Along with rehashing today's maneuvers, my thoughts keep spinning off into teaching & learning.
I trust (with Mike's assurance) that I will learn to fly, and I actually expect that I will learn to do it very well. There's a possibility that I won't, but it's not the most likely. Is it going to take me longer than an 18-year-old kid? Probably.
The experience is making me a heckuva lot better teacher. Part of it is just the awareness that comes of being on the receiving end. Another part is being with a good teacher. Teachers spend entirely too much on their own. How often do we get to soak up another's expertise and technique? Piano lessons and choir are benefitting from this.
Mike's got a name for what he does, "progressive (something)", and he just keeps taking you thru things, talking all the time, showing, explaining, doing the part of that needs to be done from his side of the plane, while expecting that you will take over more and more of it all. (Remember the comparison of taking someone on the interstate to teach them how to stop a car? How else could it be done?)
There's never anything personally negative in any of the interaction. Things are right, or they are not right, or they are noticed or not noticed, but I don't hear irritation or frustration in Mike's voice. His constancy really helps me keep from being blocked by frustration and helps me just refocus or go for the mental reach or whatever it is, because I do not like being inept. Not at all.

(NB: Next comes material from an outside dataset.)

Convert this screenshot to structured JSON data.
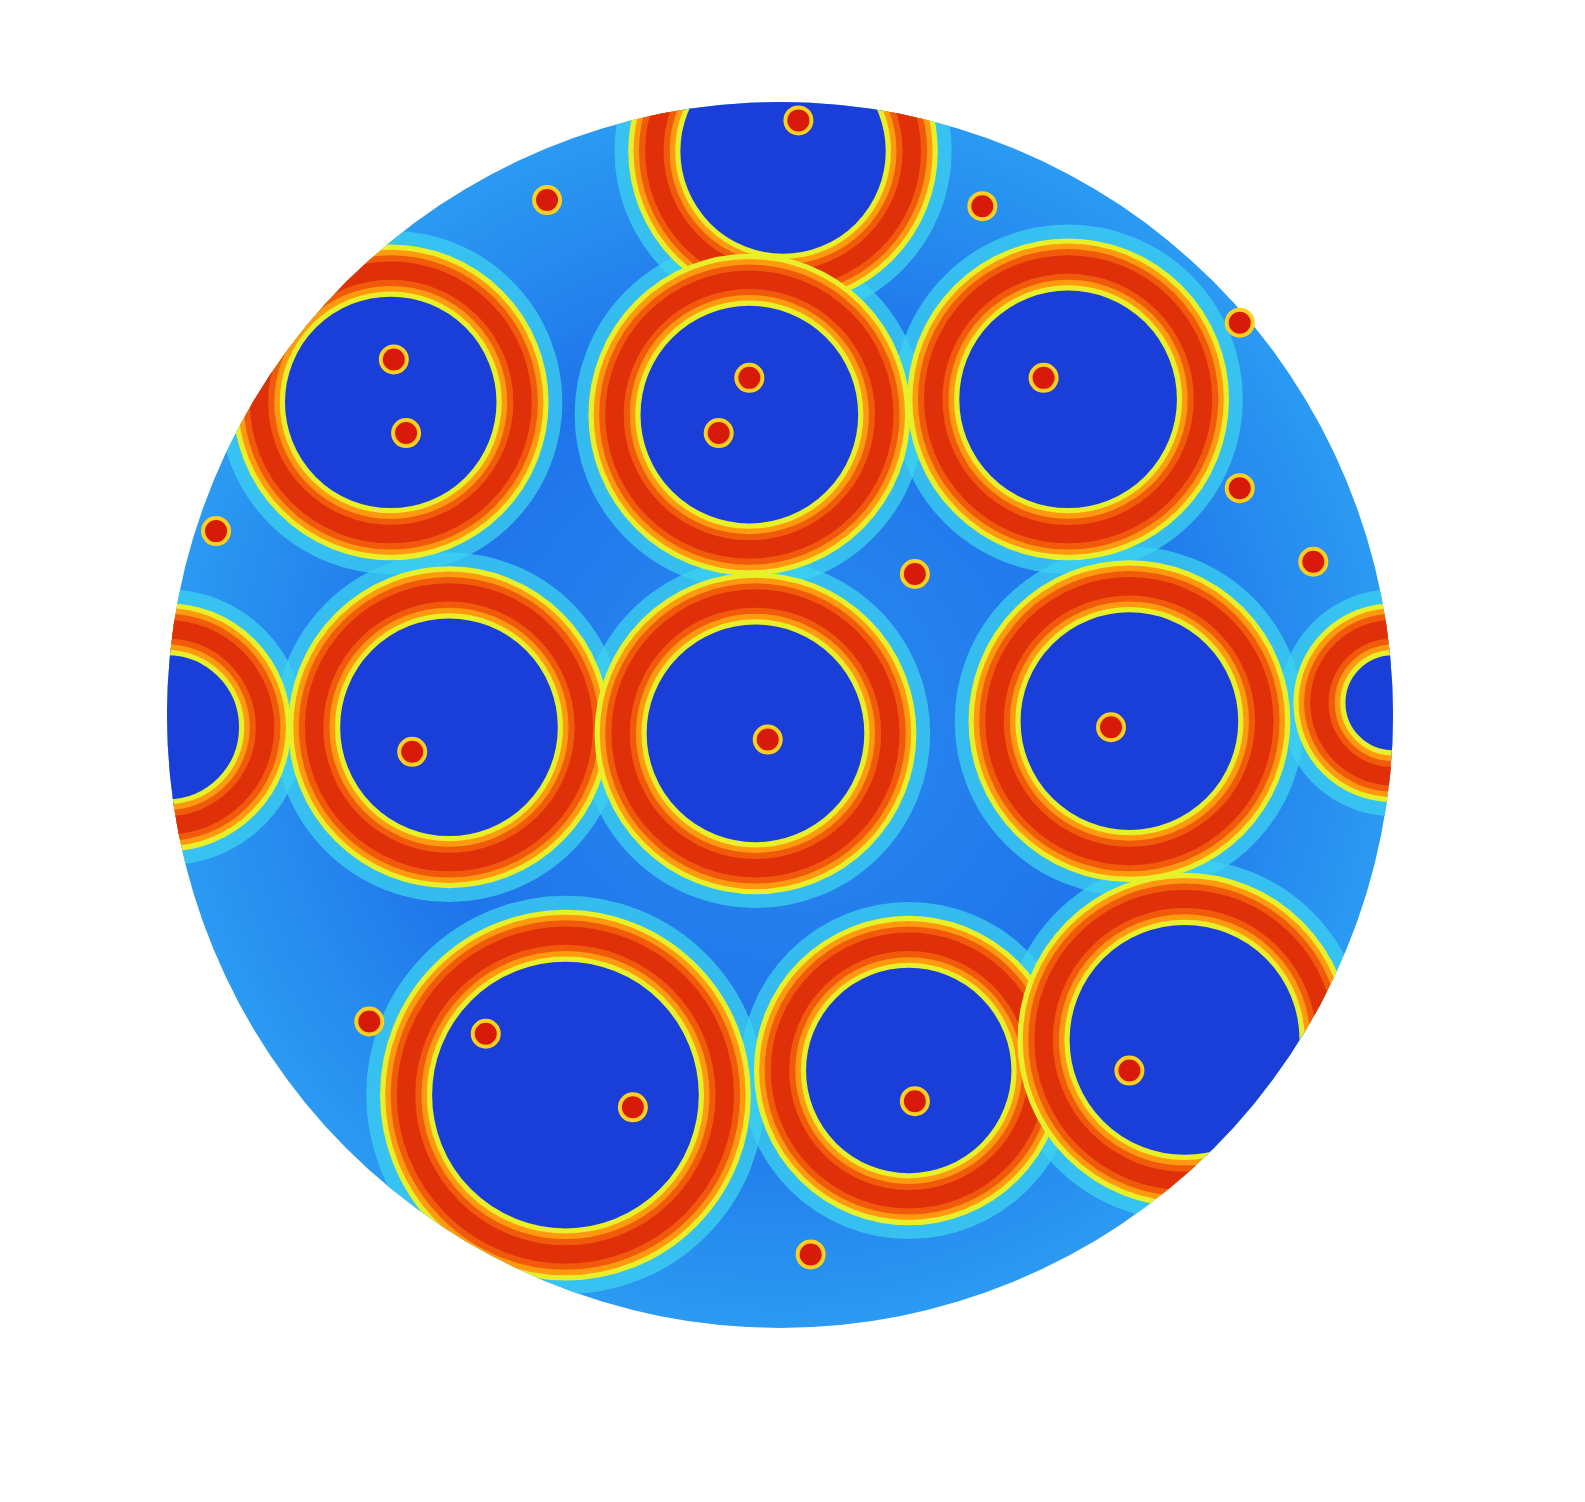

Still, today he was pretty direct. ..."You HAVE TO be able to move fast, multitask, keep flying the plane, hold your altitude, get these directions, finish the job." "We just went thru the ground." "Don't touch that!," etc. etc.
I'm noticing:
Mimetic cognition --
procedural knowledge--maneuvers & routines
the everpresent checklists lists (a mimetic version of knowledge encoding)
constant generativity. Mike doesn't seem to get tired of pointing and touching THIS and THIS and THIS as he talks.
Philosophic cognition --
Jeppesen & FAA book, test, emphasis on a complex yet defined set of information that is not to be challenged but mastered. (Inhaled? Drowned in?)

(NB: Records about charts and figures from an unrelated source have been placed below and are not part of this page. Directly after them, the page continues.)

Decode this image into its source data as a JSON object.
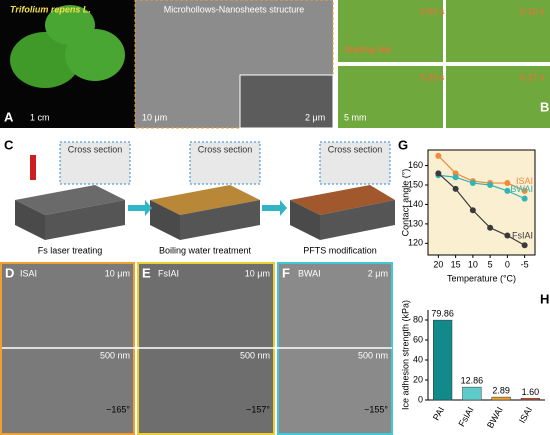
{
  "panels": {
    "A": {
      "label": "A",
      "species": "Trifolium repens L.",
      "structure": "Microhollows-Nanosheets structure",
      "scale_photo": "1 cm",
      "scale_sem": "10 μm",
      "scale_inset": "2 μm"
    },
    "B": {
      "label": "B",
      "times": [
        "0.00 s",
        "0.10 s",
        "0.23 s",
        "0.17 s"
      ],
      "start": "Starting line",
      "scale": "5 mm"
    },
    "C": {
      "label": "C",
      "cross_sections": [
        "Cross section",
        "Cross section",
        "Cross section"
      ],
      "steps": [
        "Fs laser treating",
        "Boiling water treatment",
        "PFTS modification"
      ]
    },
    "D": {
      "label": "D",
      "name": "ISAI",
      "scale_top": "10 μm",
      "scale_bottom": "500 nm",
      "angle": "~165°"
    },
    "E": {
      "label": "E",
      "name": "FsIAI",
      "scale_top": "10 μm",
      "scale_bottom": "500 nm",
      "angle": "~157°"
    },
    "F": {
      "label": "F",
      "name": "BWAI",
      "scale_top": "2 μm",
      "scale_bottom": "500 nm",
      "angle": "~155°"
    },
    "G": {
      "label": "G"
    },
    "H": {
      "label": "H"
    }
  },
  "chart_data": [
    {
      "type": "line",
      "x_label": "Temperature (°C)",
      "y_label": "Contact angle (°)",
      "x": [
        20,
        15,
        10,
        5,
        0,
        -5
      ],
      "xlim": [
        23,
        -8
      ],
      "xticks": [
        20,
        15,
        10,
        5,
        0,
        -5
      ],
      "ylim": [
        114,
        168
      ],
      "yticks": [
        120,
        130,
        140,
        150,
        160
      ],
      "series": [
        {
          "name": "ISAI",
          "color": "#f08a3c",
          "values": [
            165,
            156,
            152,
            151,
            151,
            147
          ]
        },
        {
          "name": "BWAI",
          "color": "#2fb5b5",
          "values": [
            155,
            154,
            151,
            150,
            147,
            143
          ]
        },
        {
          "name": "FsIAI",
          "color": "#3a3a3a",
          "values": [
            156,
            148,
            137,
            128,
            124,
            119
          ]
        }
      ]
    },
    {
      "type": "bar",
      "y_label": "Ice adhesion strength (kPa)",
      "categories": [
        "PAI",
        "FsIAI",
        "BWAI",
        "ISAI"
      ],
      "values": [
        79.86,
        12.86,
        2.89,
        1.6
      ],
      "value_labels": [
        "79.86",
        "12.86",
        "2.89",
        "1.60"
      ],
      "colors": [
        "#138a8a",
        "#5fcaca",
        "#e8a030",
        "#d04a20"
      ],
      "ylim": [
        0,
        90
      ],
      "yticks": [
        0,
        20,
        40,
        60,
        80
      ]
    }
  ]
}
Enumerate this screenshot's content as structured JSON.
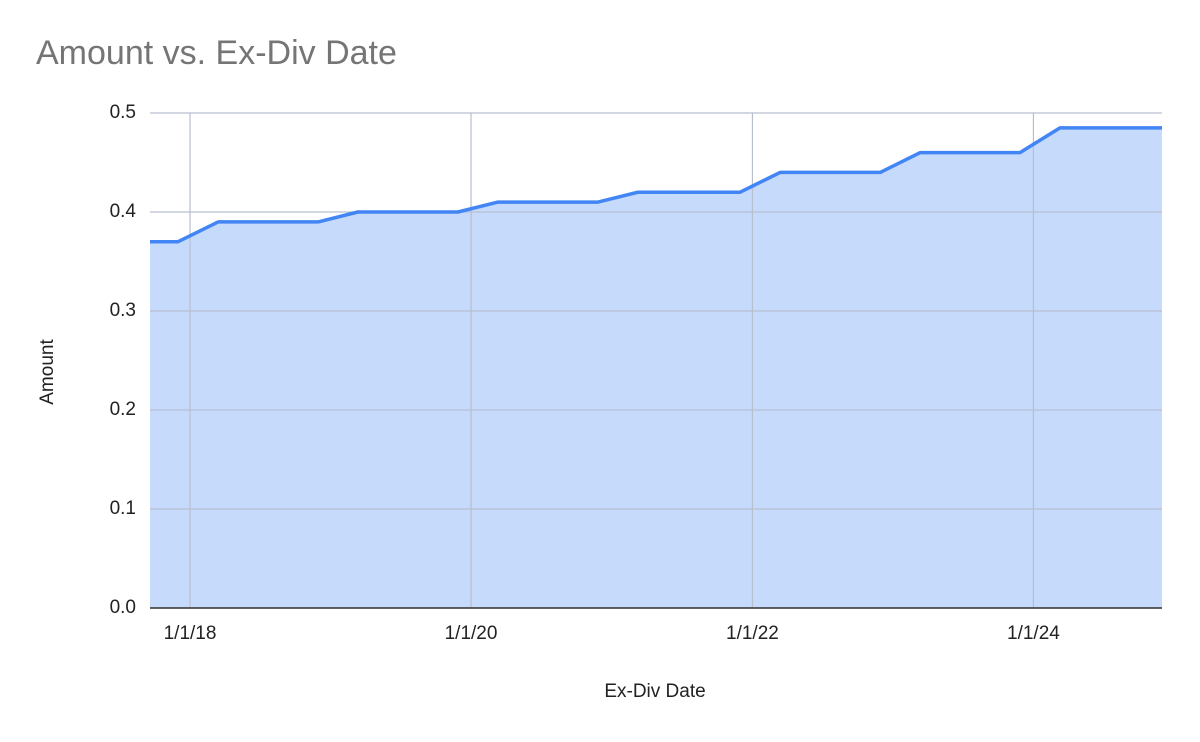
{
  "chart_data": {
    "type": "area",
    "title": "Amount vs. Ex-Div Date",
    "x_label": "Ex-Div Date",
    "y_label": "Amount",
    "x": [
      "2017-09-19",
      "2017-12-01",
      "2018-03-15",
      "2018-11-30",
      "2019-03-13",
      "2019-11-28",
      "2020-03-11",
      "2020-11-26",
      "2021-03-10",
      "2021-11-30",
      "2022-03-14",
      "2022-11-29",
      "2023-03-13",
      "2023-11-27",
      "2024-03-10",
      "2024-11-30"
    ],
    "values": [
      0.37,
      0.37,
      0.39,
      0.39,
      0.4,
      0.4,
      0.41,
      0.41,
      0.42,
      0.42,
      0.44,
      0.44,
      0.46,
      0.46,
      0.485,
      0.485
    ],
    "color": "#4285f4",
    "fill_color": "#c6dafc",
    "xlim": [
      "2017-09-19",
      "2024-11-30"
    ],
    "xticks": [
      {
        "value": "2018-01-01",
        "label": "1/1/18"
      },
      {
        "value": "2020-01-01",
        "label": "1/1/20"
      },
      {
        "value": "2022-01-01",
        "label": "1/1/22"
      },
      {
        "value": "2024-01-01",
        "label": "1/1/24"
      }
    ],
    "ylim": [
      0,
      0.5
    ],
    "yticks": [
      {
        "value": 0,
        "label": "0.0"
      },
      0.1,
      0.2,
      0.3,
      0.4,
      0.5
    ],
    "grid": true
  }
}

So there are these TWO HUGE NEW sets of patterns going down--the DOING and the heaps of INFORMATION that come into play with each action. It's a real crunch of being between the rock of rote/ritual and the hard place of needing to do fast accurate evaluation and judgment.
For instance, Mike asked me a relatively simple procedural question "How do we set up a stall?" (something that I have read, practiced, thought about, put on flashcards), yet I found myself practially paralyzed and having no response to give, whether verbal or in action. If I were on the receiving end of that type of behavior, I doubt that any judgment I would make as to what it "meant" would be correct. What is going on there?

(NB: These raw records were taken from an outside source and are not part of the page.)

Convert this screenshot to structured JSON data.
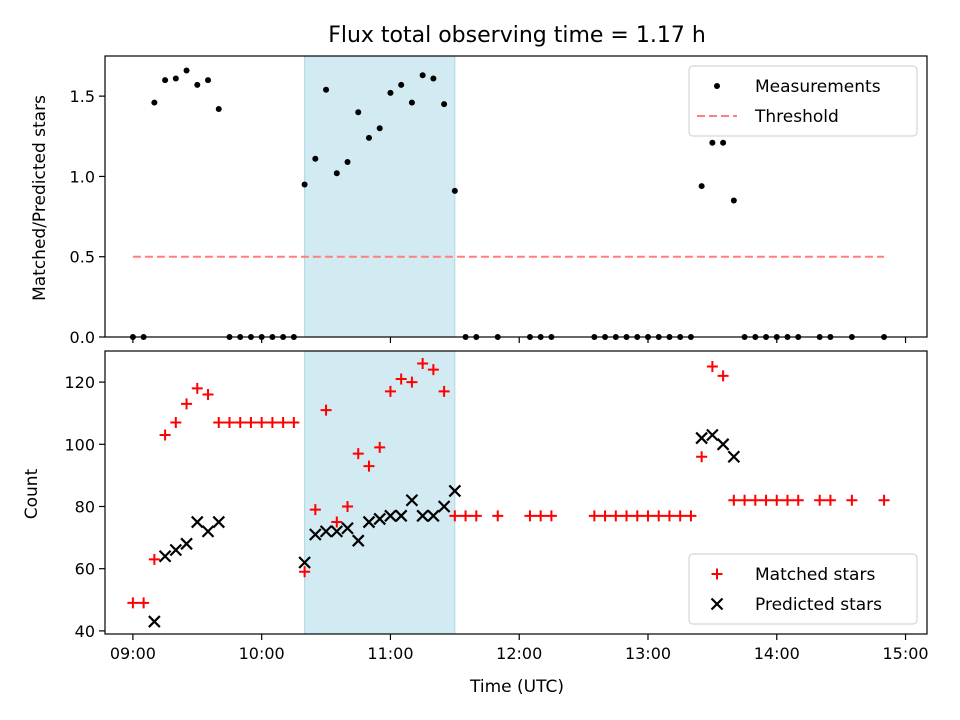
{
  "figure": {
    "title": "Flux total observing time = 1.17 h"
  },
  "chart_data": [
    {
      "type": "scatter",
      "name": "top-panel",
      "ylabel": "Matched/Predicted stars",
      "xlim": [
        "08:47",
        "15:10"
      ],
      "ylim": [
        0,
        1.75
      ],
      "x_ticks": [
        "09:00",
        "10:00",
        "11:00",
        "12:00",
        "13:00",
        "14:00",
        "15:00"
      ],
      "y_ticks": [
        0.0,
        0.5,
        1.0,
        1.5
      ],
      "y_tick_labels": [
        "0.0",
        "0.5",
        "1.0",
        "1.5"
      ],
      "legend_position": "top-right",
      "highlight_span": {
        "start": "10:20",
        "end": "11:30",
        "color": "#add8e6"
      },
      "series": [
        {
          "name": "Measurements",
          "marker": "dot",
          "color": "#000000",
          "points": [
            [
              "09:00",
              0.0
            ],
            [
              "09:05",
              0.0
            ],
            [
              "09:10",
              1.46
            ],
            [
              "09:15",
              1.6
            ],
            [
              "09:20",
              1.61
            ],
            [
              "09:25",
              1.66
            ],
            [
              "09:30",
              1.57
            ],
            [
              "09:35",
              1.6
            ],
            [
              "09:40",
              1.42
            ],
            [
              "09:45",
              0.0
            ],
            [
              "09:50",
              0.0
            ],
            [
              "09:55",
              0.0
            ],
            [
              "10:00",
              0.0
            ],
            [
              "10:05",
              0.0
            ],
            [
              "10:10",
              0.0
            ],
            [
              "10:15",
              0.0
            ],
            [
              "10:20",
              0.95
            ],
            [
              "10:25",
              1.11
            ],
            [
              "10:30",
              1.54
            ],
            [
              "10:35",
              1.02
            ],
            [
              "10:40",
              1.09
            ],
            [
              "10:45",
              1.4
            ],
            [
              "10:50",
              1.24
            ],
            [
              "10:55",
              1.3
            ],
            [
              "11:00",
              1.52
            ],
            [
              "11:05",
              1.57
            ],
            [
              "11:10",
              1.46
            ],
            [
              "11:15",
              1.63
            ],
            [
              "11:20",
              1.61
            ],
            [
              "11:25",
              1.45
            ],
            [
              "11:30",
              0.91
            ],
            [
              "11:35",
              0.0
            ],
            [
              "11:40",
              0.0
            ],
            [
              "11:50",
              0.0
            ],
            [
              "12:05",
              0.0
            ],
            [
              "12:10",
              0.0
            ],
            [
              "12:15",
              0.0
            ],
            [
              "12:35",
              0.0
            ],
            [
              "12:40",
              0.0
            ],
            [
              "12:45",
              0.0
            ],
            [
              "12:50",
              0.0
            ],
            [
              "12:55",
              0.0
            ],
            [
              "13:00",
              0.0
            ],
            [
              "13:05",
              0.0
            ],
            [
              "13:10",
              0.0
            ],
            [
              "13:15",
              0.0
            ],
            [
              "13:20",
              0.0
            ],
            [
              "13:25",
              0.94
            ],
            [
              "13:30",
              1.21
            ],
            [
              "13:35",
              1.21
            ],
            [
              "13:40",
              0.85
            ],
            [
              "13:45",
              0.0
            ],
            [
              "13:50",
              0.0
            ],
            [
              "13:55",
              0.0
            ],
            [
              "14:00",
              0.0
            ],
            [
              "14:05",
              0.0
            ],
            [
              "14:10",
              0.0
            ],
            [
              "14:20",
              0.0
            ],
            [
              "14:25",
              0.0
            ],
            [
              "14:35",
              0.0
            ],
            [
              "14:50",
              0.0
            ]
          ]
        },
        {
          "name": "Threshold",
          "marker": "dashed-line",
          "color": "#ff7f7f",
          "points": [
            [
              "09:00",
              0.5
            ],
            [
              "14:50",
              0.5
            ]
          ]
        }
      ]
    },
    {
      "type": "scatter",
      "name": "bottom-panel",
      "xlabel": "Time (UTC)",
      "ylabel": "Count",
      "xlim": [
        "08:47",
        "15:10"
      ],
      "ylim": [
        39,
        130
      ],
      "x_ticks": [
        "09:00",
        "10:00",
        "11:00",
        "12:00",
        "13:00",
        "14:00",
        "15:00"
      ],
      "y_ticks": [
        40,
        60,
        80,
        100,
        120
      ],
      "y_tick_labels": [
        "40",
        "60",
        "80",
        "100",
        "120"
      ],
      "legend_position": "bottom-right",
      "highlight_span": {
        "start": "10:20",
        "end": "11:30",
        "color": "#add8e6"
      },
      "series": [
        {
          "name": "Matched stars",
          "marker": "plus",
          "color": "#ff0000",
          "points": [
            [
              "09:00",
              49
            ],
            [
              "09:05",
              49
            ],
            [
              "09:10",
              63
            ],
            [
              "09:15",
              103
            ],
            [
              "09:20",
              107
            ],
            [
              "09:25",
              113
            ],
            [
              "09:30",
              118
            ],
            [
              "09:35",
              116
            ],
            [
              "09:40",
              107
            ],
            [
              "09:45",
              107
            ],
            [
              "09:50",
              107
            ],
            [
              "09:55",
              107
            ],
            [
              "10:00",
              107
            ],
            [
              "10:05",
              107
            ],
            [
              "10:10",
              107
            ],
            [
              "10:15",
              107
            ],
            [
              "10:20",
              59
            ],
            [
              "10:25",
              79
            ],
            [
              "10:30",
              111
            ],
            [
              "10:35",
              75
            ],
            [
              "10:40",
              80
            ],
            [
              "10:45",
              97
            ],
            [
              "10:50",
              93
            ],
            [
              "10:55",
              99
            ],
            [
              "11:00",
              117
            ],
            [
              "11:05",
              121
            ],
            [
              "11:10",
              120
            ],
            [
              "11:15",
              126
            ],
            [
              "11:20",
              124
            ],
            [
              "11:25",
              117
            ],
            [
              "11:30",
              77
            ],
            [
              "11:35",
              77
            ],
            [
              "11:40",
              77
            ],
            [
              "11:50",
              77
            ],
            [
              "12:05",
              77
            ],
            [
              "12:10",
              77
            ],
            [
              "12:15",
              77
            ],
            [
              "12:35",
              77
            ],
            [
              "12:40",
              77
            ],
            [
              "12:45",
              77
            ],
            [
              "12:50",
              77
            ],
            [
              "12:55",
              77
            ],
            [
              "13:00",
              77
            ],
            [
              "13:05",
              77
            ],
            [
              "13:10",
              77
            ],
            [
              "13:15",
              77
            ],
            [
              "13:20",
              77
            ],
            [
              "13:25",
              96
            ],
            [
              "13:30",
              125
            ],
            [
              "13:35",
              122
            ],
            [
              "13:40",
              82
            ],
            [
              "13:45",
              82
            ],
            [
              "13:50",
              82
            ],
            [
              "13:55",
              82
            ],
            [
              "14:00",
              82
            ],
            [
              "14:05",
              82
            ],
            [
              "14:10",
              82
            ],
            [
              "14:20",
              82
            ],
            [
              "14:25",
              82
            ],
            [
              "14:35",
              82
            ],
            [
              "14:50",
              82
            ]
          ]
        },
        {
          "name": "Predicted stars",
          "marker": "x",
          "color": "#000000",
          "points": [
            [
              "09:10",
              43
            ],
            [
              "09:15",
              64
            ],
            [
              "09:20",
              66
            ],
            [
              "09:25",
              68
            ],
            [
              "09:30",
              75
            ],
            [
              "09:35",
              72
            ],
            [
              "09:40",
              75
            ],
            [
              "10:20",
              62
            ],
            [
              "10:25",
              71
            ],
            [
              "10:30",
              72
            ],
            [
              "10:35",
              72
            ],
            [
              "10:40",
              73
            ],
            [
              "10:45",
              69
            ],
            [
              "10:50",
              75
            ],
            [
              "10:55",
              76
            ],
            [
              "11:00",
              77
            ],
            [
              "11:05",
              77
            ],
            [
              "11:10",
              82
            ],
            [
              "11:15",
              77
            ],
            [
              "11:20",
              77
            ],
            [
              "11:25",
              80
            ],
            [
              "11:30",
              85
            ],
            [
              "13:25",
              102
            ],
            [
              "13:30",
              103
            ],
            [
              "13:35",
              100
            ],
            [
              "13:40",
              96
            ]
          ]
        }
      ]
    }
  ]
}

Probably similar to the concept of two sides of the brain. One side may have the answer, but if the other is overly dominant at the time, it may not have access to that answer. I think that is partially what is going on with me, but it's not L & R hemispheres that are competing. I think it's a tug-of-war betwen mimetic (esp. procedural) cognition vs. the philosophic cognitive level.
Since mythic cognition stands evolutionarily and developmentally between the two, is mythic cognition the go-between? the arbiter?
Can "Top Gun," "Fate is the Hunter," "Wind, Sand and Stars," and Jake Green of Jericho bridge the gap? Mike is usually surprised when I ask him to just show me something. I want him to run the procedure so I can see and feel it smoothly, capably, well done. Imitation is the substance of social patterns of value, and identification/admiration is the glue. Gotta have it--the Right Stuff.
............
Mike spent a year getting his private pilot license, back in high school, but it really all came together for him in his Instrument classes.